Michel Tooktoo says he was detained 19 months in jail and had 14 court appearances before he was eventually released in 2016 when the charges were dropped.
It was a painful experience Tooktoo testified Tuesday at the Quebec inquiry examining Indigenous people’s relationship with the province.
He came to Montreal from Kuujjuarapik, Nunavik to testify and said it was hard bringing up those memories.
“I was very emotional. It brought me back a lot of memories, memories that I try to forget for two years now,” said Tooktoo “But at the same time I feel released as I finally had a chance to tell people what I have been through and I am sure there is a lot of people who feel the same way.”
Vivien Carli of First Peoples Justice Centre of Montreal said the organization was developed to help people like Tooktoo.
“We offer services from when the accusation comes, even prevention to reintegration.
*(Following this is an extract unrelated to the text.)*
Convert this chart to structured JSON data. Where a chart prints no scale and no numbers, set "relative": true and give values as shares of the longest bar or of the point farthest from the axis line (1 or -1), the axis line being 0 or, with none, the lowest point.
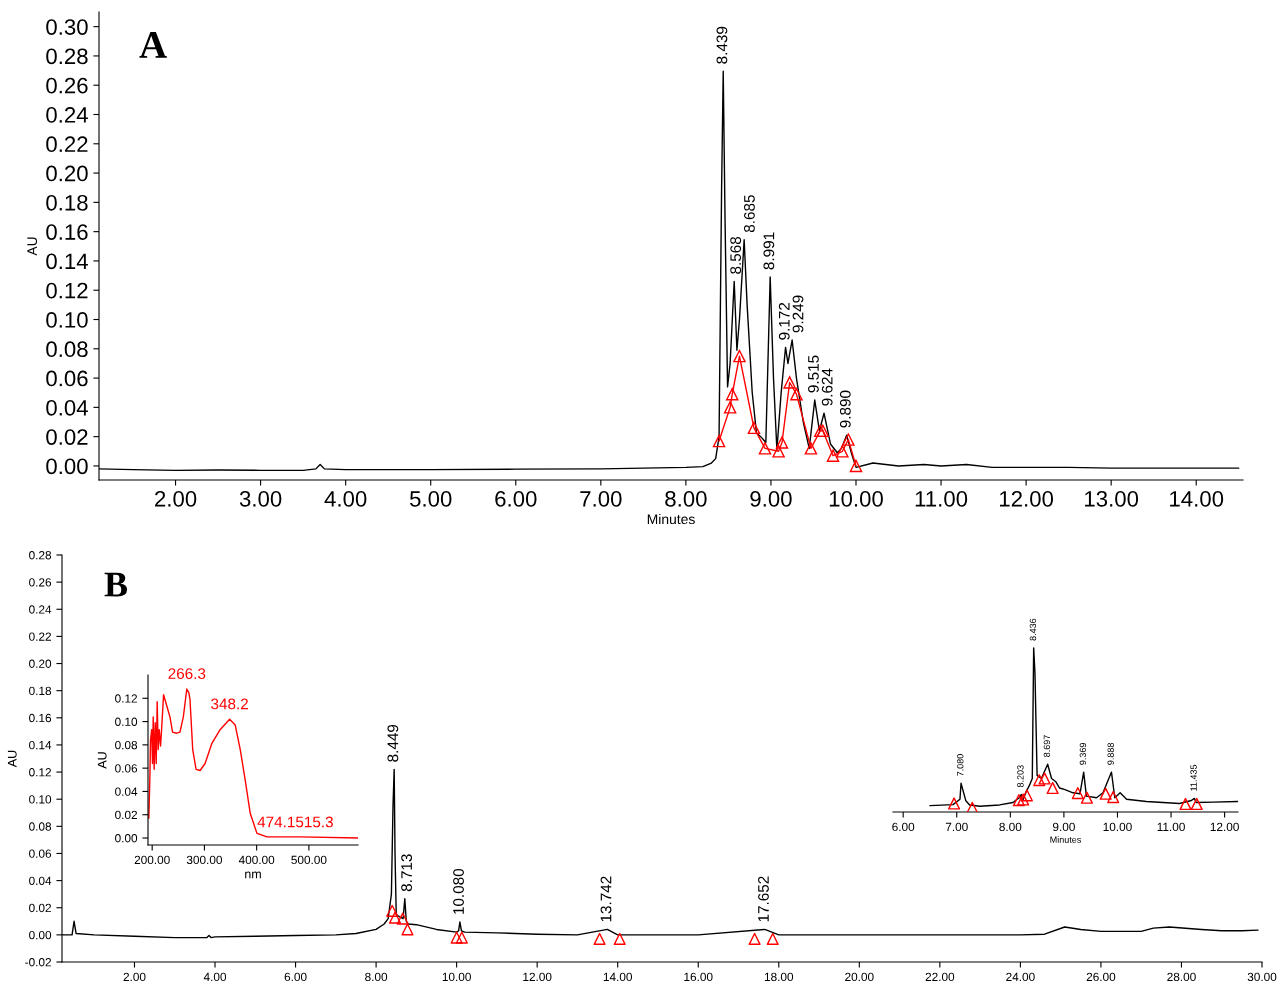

No one offers this so he was lost in this system,” said Carli. “That is why we have a very ambitious mandate to help people throughout the whole continuum because organizations are segregated, ministries are segregated and people are falling between the cracks like Mr. Tooktoo.”
But they do so with few resources, as she also testified the organization struggles with a lack of everything from funding to treatment centres.
Carlie feels Quebec is steps behind other provinces.
“I think it has a lot to do with a lack of desire from the government to provide any support,” she said.